TJ vai gastar 334 mil para homenagear juízes com 27 galerias de fotos

Os serviços englobam impressão de 400 fotografias, além de legendas e painéis

Por Aline dos Santos | 19/10/2021 13:33
Tribunal de Justiça vai espalhar 27 galerias com fotos de juízes pelo Estado. (Foto: Arquivo)
Tribunal de Justiça vai espalhar 27 galerias com fotos de juízes pelo Estado. (Foto: Arquivo)

O TJMS (Tribunal de Justiça de Mato Grosso do Sul) vai investir R$ 334.999 de dinheiro público para espalhar 27 galerias de fotografias de juízes titulares por comarcas do Estado.

A nota de empenho da homenagem foi publicada na edição de hoje do Diário da Justiça. O contrato é com a empresa Rezende e Diniz Neto Ltda, que tem nome comercial de Gráfica e Editora Espaço. Localizada em Campo Grande, a empresa existe desde 1997 e conta com capital social de R$ 900 mil, conforme informado à Receita Federal.

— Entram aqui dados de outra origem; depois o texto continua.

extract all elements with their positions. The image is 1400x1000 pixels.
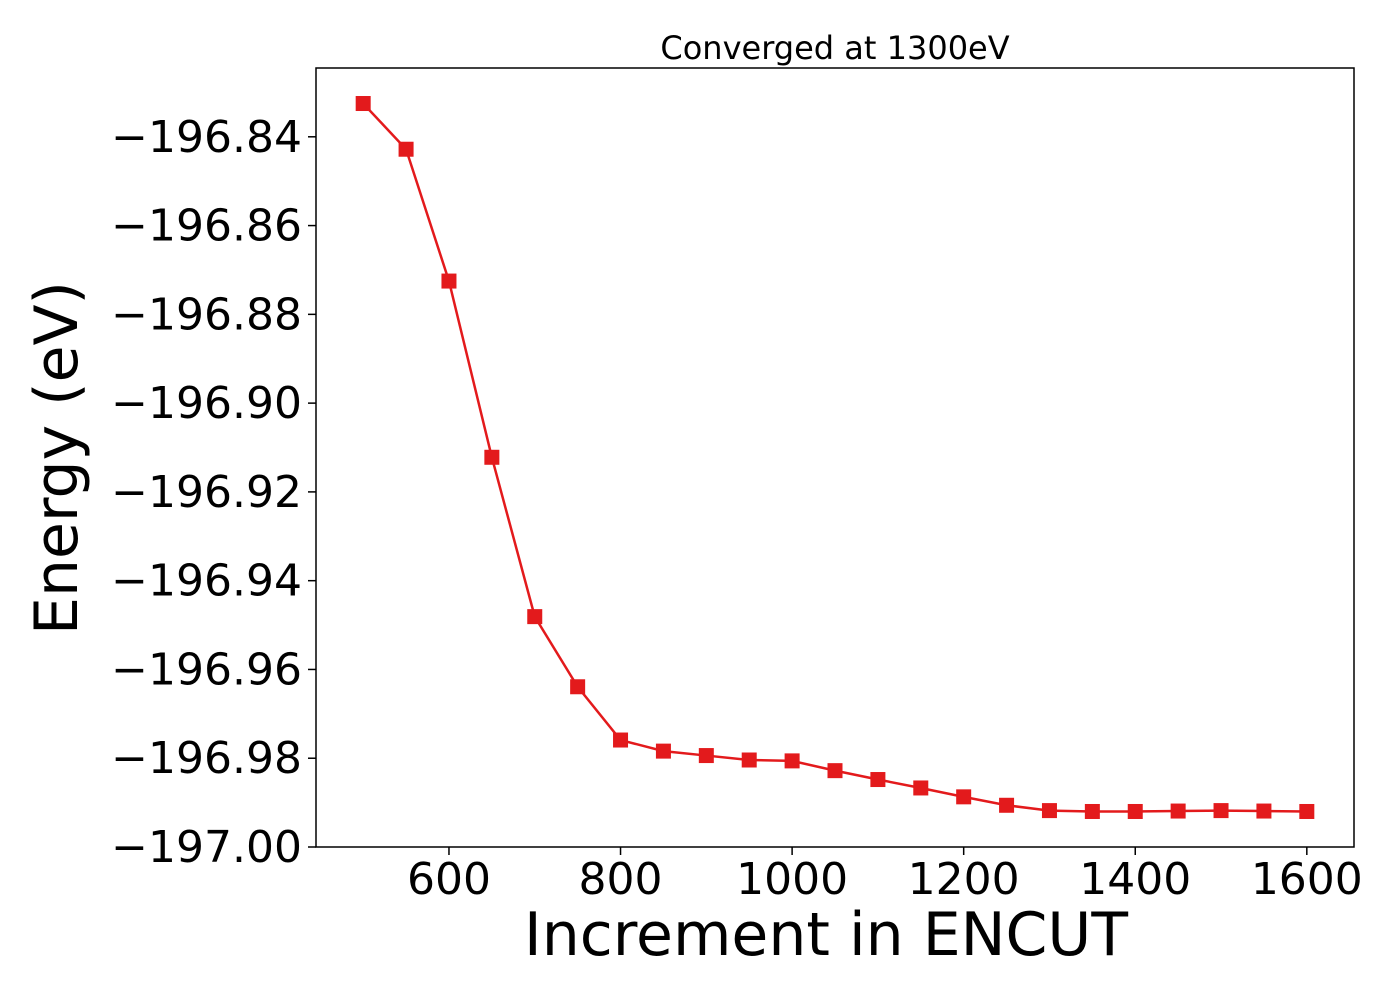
y-tick-label: −196.90	[111, 378, 302, 429]
y-tick-label: −196.84	[111, 112, 302, 163]
y-axis: −196.84 −196.86 −196.88 −196.90 −196.92 −196.…	[111, 112, 316, 873]
x-tick-label: 1600	[1251, 854, 1363, 905]
data-point	[827, 763, 843, 779]
x-tick-label: 600	[407, 854, 491, 905]
data-point	[956, 789, 972, 805]
data-point	[870, 772, 886, 788]
y-tick-label: −196.94	[111, 556, 302, 607]
data-point	[1213, 803, 1229, 819]
data-point	[913, 780, 929, 796]
data-point	[441, 273, 457, 289]
y-tick-label: −196.96	[111, 644, 302, 695]
data-point	[1299, 803, 1315, 819]
data-point	[698, 748, 714, 764]
data-point	[527, 609, 543, 625]
data-point	[355, 96, 371, 112]
y-tick-label: −196.92	[111, 467, 302, 518]
data-point	[999, 797, 1015, 813]
x-tick-label: 1000	[736, 854, 848, 905]
y-tick-label: −196.98	[111, 733, 302, 784]
x-tick-label: 1400	[1079, 854, 1191, 905]
x-tick-label: 1200	[908, 854, 1020, 905]
y-tick-label: −196.88	[111, 289, 302, 340]
data-point	[1041, 803, 1057, 819]
plot-area-frame	[315, 67, 1355, 848]
y-tick-label: −196.86	[111, 201, 302, 252]
y-tick-label: −197.00	[111, 822, 302, 873]
data-point	[655, 743, 671, 759]
series-layer	[355, 96, 1315, 819]
data-point	[784, 753, 800, 769]
data-point	[484, 449, 500, 465]
x-axis: 600 800 1000 1200 1400 1600	[407, 847, 1363, 905]
data-point	[613, 732, 629, 748]
y-axis-title: Energy (eV)	[22, 281, 92, 635]
data-point	[570, 679, 586, 695]
data-point	[741, 752, 757, 768]
x-tick-label: 800	[579, 854, 663, 905]
series-line	[362, 102, 1307, 813]
chart-title: Converged at 1300eV	[660, 29, 1009, 67]
data-point	[1170, 803, 1186, 819]
data-point	[398, 141, 414, 157]
data-point	[1256, 803, 1272, 819]
data-point	[1084, 803, 1100, 819]
x-axis-title: Increment in ENCUT	[524, 900, 1128, 970]
data-point	[1127, 803, 1143, 819]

De acordo com a publicação desta terça-feira (dia 19), o ordenador da despesa é o presidente do Tribunal de Justiça, Carlos Eduardo Contar. Os recursos são do Funjecc (Fundo Especial para a Instalação, o Desenvolvimento e o Aperfeiçoamento dos Juizados Cíveis e Criminais).

Edital mostra como será a galeria com homenagem a magistrados. (Foto: Reprodução)
Edital mostra como será a galeria com homenagem a magistrados. (Foto: Reprodução)

Conforme o edital do pregão eletrônico 047/2021, os serviços englobam impressão de 400 fotografias, com medidas de 13 centímetros por 16 centímetros; impressão de legendas, identificando a fotografia com o nome do magistrado, em adesivo metalizado prateado; além de painel, fixadores e vidros. O trabalho mais caro é o serviço de instalação, com custo em torno de R$ 9 mil por cidade.

Ainda segundo o documento, atualmente, dos 55 prédios de comarcas de Mato Grosso do Sul, apenas 18 possuem Galerias de Juízes. Contudo, 27 comarcas já estão aptas à implantação do projeto. “A iniciativa revela-se uma maneira de preservar a memória do Poder Judiciário e proporcionar que a sociedade tenha acesso à história local”, justifica o Tribunal de Justiça.